Pre-production workers from Walt Disney Studios had already been at Raleigh Michigan Studios a few weeks before the complex was complete to prepare for the first project at the site, a movie remake of the “Wizard of Oz,” tentatively titled “Oz: The Great and Powerful.”

“The trades have been fantastic,” said Walbridge Project Supt. Garry McIver. “We’ve worked 115,000 man-hours without a single recordable or lost-time injury. “We’ve had producers, directors and representatives from all the major studios see what we’ve done, and they’re amazed at the quality of the facilities. They’re second to none.”

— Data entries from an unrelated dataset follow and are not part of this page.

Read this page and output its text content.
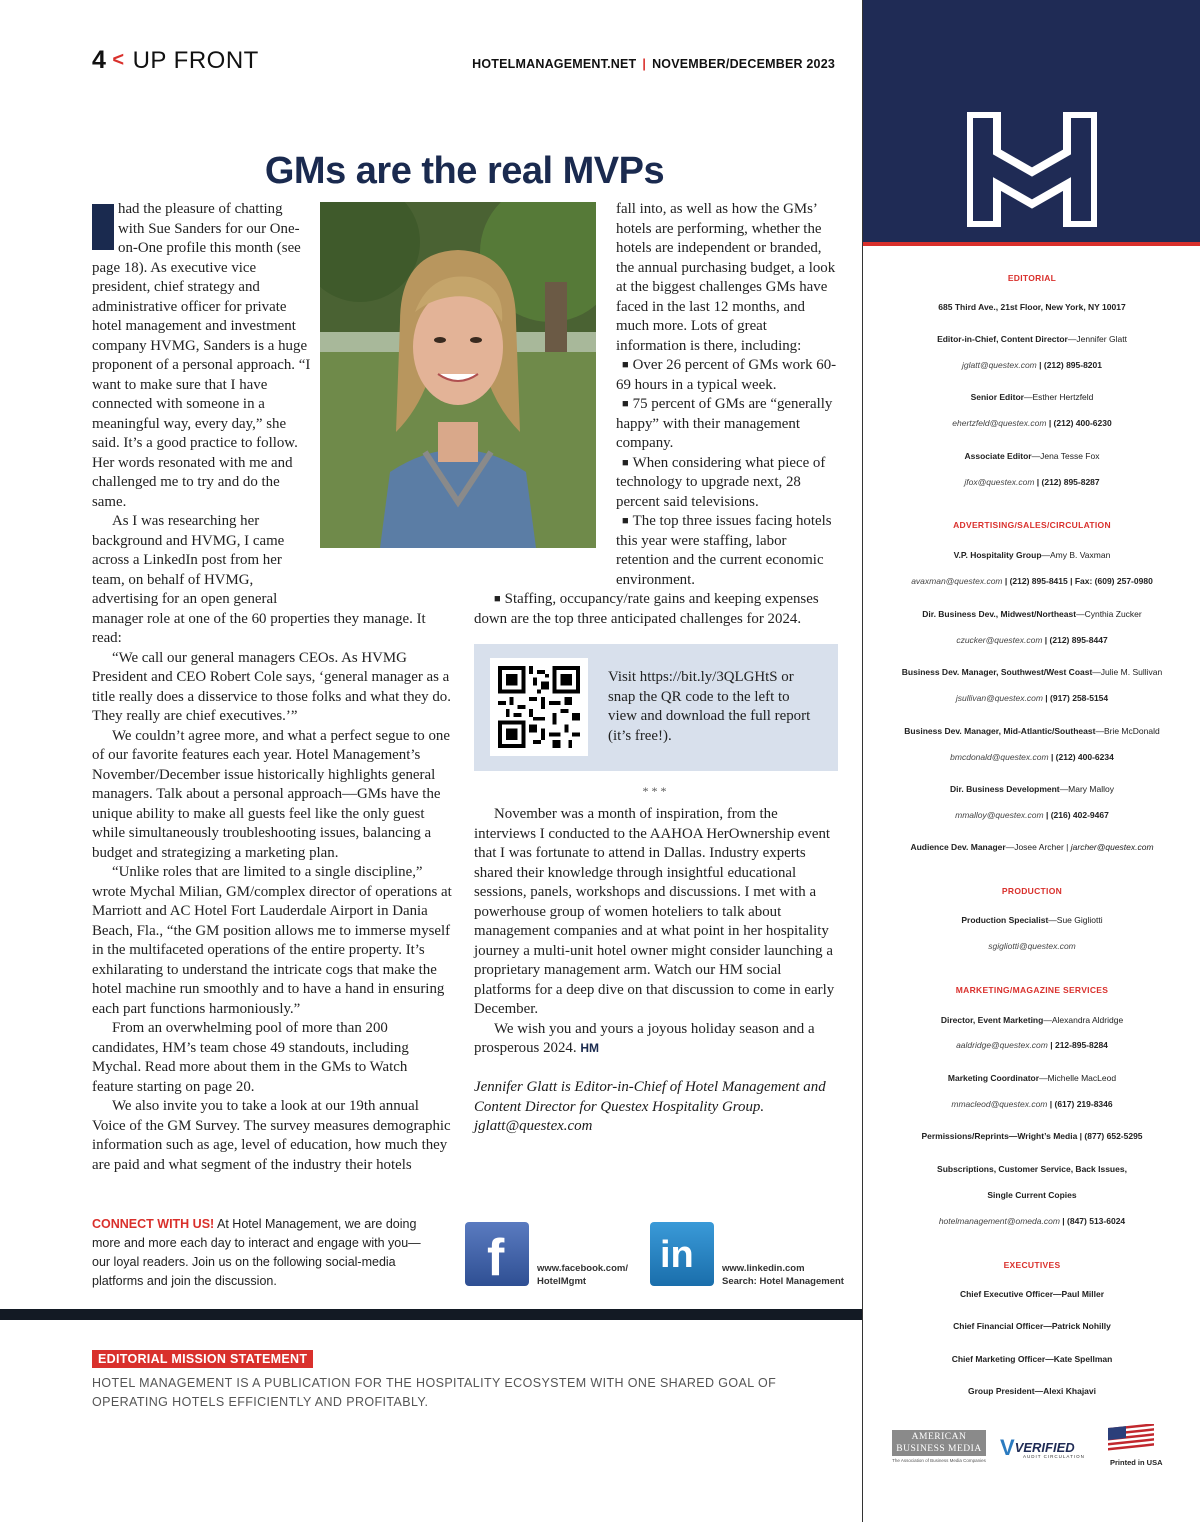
4 < UP FRONT	HOTELMANAGEMENT.NET | NOVEMBER/DECEMBER 2023
GMs are the real MVPs

I	had the pleasure of chatting with Sue Sanders for our One-on-One profile this month (see page 18). As executive vice president, chief strategy and administrative officer for private hotel management and investment company HVMG, Sanders is a huge proponent of a personal approach. “I want to make sure that I have connected with someone in a meaningful way, every day,” she said. It’s a good practice to follow. Her words resonated with me and challenged me to try and do the same.

As I was researching her background and HVMG, I came across a LinkedIn post from her team, on behalf of HVMG, advertising for an open general manager role at one of the 60 properties they manage. It read:

“We call our general managers CEOs. As HVMG President and CEO Robert Cole says, ‘general manager as a title really does a disservice to those folks and what they do. They really are chief executives.’”

We couldn’t agree more, and what a perfect segue to one of our favorite features each year. Hotel Management’s November/December issue historically highlights general managers. Talk about a personal approach—GMs have the unique ability to make all guests feel like the only guest while simultaneously troubleshooting issues, balancing a budget and strategizing a marketing plan.

“Unlike roles that are limited to a single discipline,” wrote Mychal Milian, GM/complex director of operations at Marriott and AC Hotel Fort Lauderdale Airport in Dania Beach, Fla., “the GM position allows me to immerse myself in the multifaceted operations of the entire property. It’s exhilarating to understand the intricate cogs that make the hotel machine run smoothly and to have a hand in ensuring each part functions harmoniously.”

From an overwhelming pool of more than 200 candidates, HM’s team chose 49 standouts, including Mychal. Read more about them in the GMs to Watch feature starting on page 20.

We also invite you to take a look at our 19th annual Voice of the GM Survey. The survey measures demographic information such as age, level of education, how much they are paid and what segment of the industry their hotels

fall into, as well as how the GMs’ hotels are performing, whether the hotels are independent or branded, the annual purchasing budget, a look at the biggest challenges GMs have faced in the last 12 months, and much more. Lots of great information is there, including:

■ Over 26 percent of GMs work 60-69 hours in a typical week.

■ 75 percent of GMs are “generally happy” with their management company.

■ When considering what piece of technology to upgrade next, 28 percent said televisions.

■ The top three issues facing hotels this year were staffing, labor retention and the current economic environment.

■ Staffing, occupancy/rate gains and keeping expenses down are the top three anticipated challenges for 2024.

Visit https://bit.ly/3QLGHtS or snap the QR code to the left to view and download the full report (it’s free!).
***

November was a month of inspiration, from the interviews I conducted to the AAHOA HerOwnership event that I was fortunate to attend in Dallas. Industry experts shared their knowledge through insightful educational sessions, panels, workshops and discussions. I met with a powerhouse group of women hoteliers to talk about management companies and at what point in her hospitality journey a multi-unit hotel owner might consider launching a proprietary management arm. Watch our HM social platforms for a deep dive on that discussion to come in early December.

We wish you and yours a joyous holiday season and a prosperous 2024. HM

Jennifer Glatt is Editor-in-Chief of Hotel Management and Content Director for Questex Hospitality Group. jglatt@questex.com
CONNECT WITH US! At Hotel Management, we are doing more and more each day to interact and engage with you—our loyal readers. Join us on the following social-media platforms and join the discussion.	f	www.facebook.com/
HotelMgmt
in	www.linkedin.com
Search: Hotel Management
EDITORIAL MISSION STATEMENT
HOTEL MANAGEMENT IS A PUBLICATION FOR THE HOSPITALITY ECOSYSTEM WITH ONE SHARED GOAL OF OPERATING HOTELS EFFICIENTLY AND PROFITABLY.
EDITORIAL
685 Third Ave., 21st Floor, New York, NY 10017
Editor-in-Chief, Content Director—Jennifer Glatt
jglatt@questex.com | (212) 895-8201
Senior Editor—Esther Hertzfeld
ehertzfeld@questex.com | (212) 400-6230
Associate Editor—Jena Tesse Fox
jfox@questex.com | (212) 895-8287
ADVERTISING/SALES/CIRCULATION
V.P. Hospitality Group—Amy B. Vaxman
avaxman@questex.com | (212) 895-8415 | Fax: (609) 257-0980
Dir. Business Dev., Midwest/Northeast—Cynthia Zucker
czucker@questex.com | (212) 895-8447
Business Dev. Manager, Southwest/West Coast—Julie M. Sullivan
jsullivan@questex.com | (917) 258-5154
Business Dev. Manager, Mid-Atlantic/Southeast—Brie McDonald
bmcdonald@questex.com | (212) 400-6234
Dir. Business Development—Mary Malloy
mmalloy@questex.com | (216) 402-9467
Audience Dev. Manager—Josee Archer | jarcher@questex.com
PRODUCTION
Production Specialist—Sue Gigliotti
sgigliotti@questex.com
MARKETING/MAGAZINE SERVICES
Director, Event Marketing—Alexandra Aldridge
aaldridge@questex.com | 212-895-8284
Marketing Coordinator—Michelle MacLeod
mmacleod@questex.com | (617) 219-8346
Permissions/Reprints—Wright’s Media | (877) 652-5295
Subscriptions, Customer Service, Back Issues,
Single Current Copies
hotelmanagement@omeda.com | (847) 513-6024
EXECUTIVES
Chief Executive Officer—Paul Miller
Chief Financial Officer—Patrick Nohilly
Chief Marketing Officer—Kate Spellman
Group President—Alexi Khajavi
AMERICAN
BUSINESS MEDIA
The Association of Business Media Companies
VVERIFIED
AUDIT CIRCULATION
Printed in USA
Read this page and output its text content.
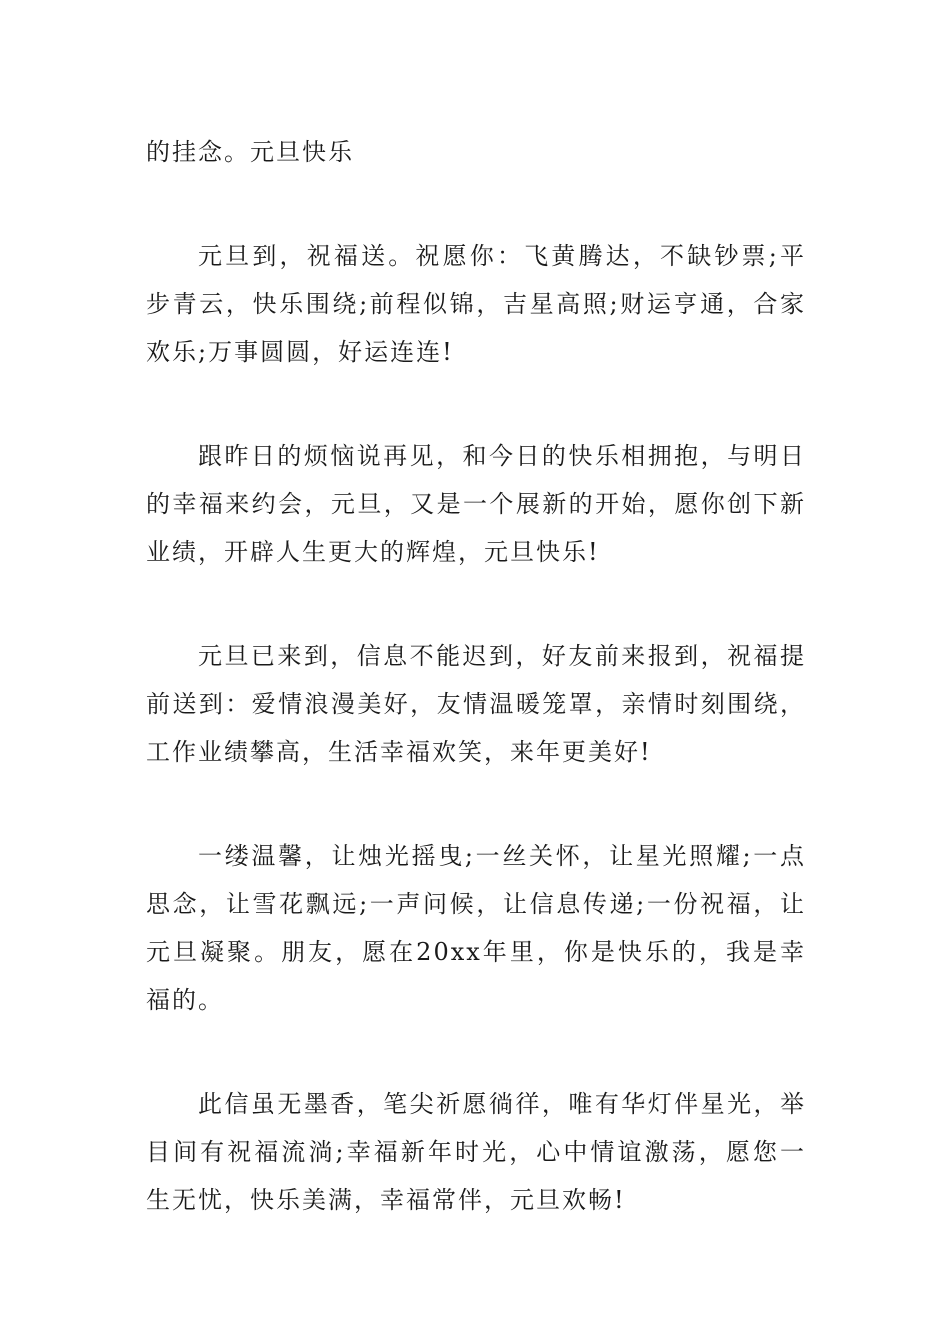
的挂念。元旦快乐

元旦到，祝福送。祝愿你：飞黄腾达，不缺钞票;平步青云，快乐围绕;前程似锦，吉星高照;财运亨通，合家欢乐;万事圆圆，好运连连!

跟昨日的烦恼说再见，和今日的快乐相拥抱，与明日的幸福来约会，元旦，又是一个展新的开始，愿你创下新业绩，开辟人生更大的辉煌，元旦快乐!

元旦已来到，信息不能迟到，好友前来报到，祝福提前送到：爱情浪漫美好，友情温暖笼罩，亲情时刻围绕，工作业绩攀高，生活幸福欢笑，来年更美好!

一缕温馨，让烛光摇曳;一丝关怀，让星光照耀;一点思念，让雪花飘远;一声问候，让信息传递;一份祝福，让元旦凝聚。朋友，愿在20xx年里，你是快乐的，我是幸福的。

此信虽无墨香，笔尖祈愿徜徉，唯有华灯伴星光，举目间有祝福流淌;幸福新年时光，心中情谊激荡，愿您一生无忧，快乐美满，幸福常伴，元旦欢畅!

The studio facilities are hardly typical construction. There are nine soundstages: three are 30,000 square-feet, two are 20,000 square-feet, and two are 12,000 square feet. By moving some walls, it’s possible to create a single stage of 90,000 square-feet.

The structures are basically big, over-built shells. The goal of the studios’ infrastructure-on-steriods construction is aimed at making motion pictures as easy as possible in three main areas:

*Reducing sound infiltration. Studio walls are comprised of 371 massive pre-cast concrete panels. They’re 15 inches thick, with two five-inch concrete panels sandwiching five inches of syrofoam. There are six inches of insulation in the ceiling. McIver said some soundstages around the country can’t operate in the rain because of the noise.

*Providing sufficient electrical capacity. Lights, cameras and any other action on soundstages require plenty of power, and electricians set up a power grid with a capacity of 3,200 amps per studio. “That’s huge,” electrical foreman Jason Head remarked.

*Beefed-up walls and ceilings. Roof trusses weigh more than 70 tons each. Wooden ceiling grids (used because they don’t conduct electricity) in the studios can support 5,000 lbs. per single contact point.

As the project was winding down, McIver said they had been conducting tours at a rate of about two a day for people from the movie industry, politicians, construction, and other interested parties.

Some of the wind was taken out of the sails of the studios’ owners a few weeks after Michigan Gov. Rick Snyder took office in January, when he said he didn’t support full funding of the state tax credit that helped bring about the construction of the Raleigh-Michigan Studios. Supporters of the film industry tax incentives say the jobs – both in and out of the movie industry, such as in construction – that are created counter-balance the cost to the state.

“We’re hoping the jury is still out on the tax incentives, “McIver said. “We’re building a world-class studio, and the people from Hollywood have said they’d love to come and work here.”


INSIDE THE 30,000-square-foot Studio E at Raleigh-Michigan Studios in Pontiac are IBEW Local 58 electricians (l-r) apprentice Dujuan Ligonis, foreman Jason Head and journeyman Thomas Campbell, working for Maryland Electric. Above them is a wooden grid that allows a non-conductive surface from which to move wires and hang props. Covering the concrete walls are sections of sound-deadening insulation.


WORKING ON CHILLED water lines at the Raleigh Michigan Studios in Pontiac, above, is Tony Sievert of Pipe Fitters Local 636.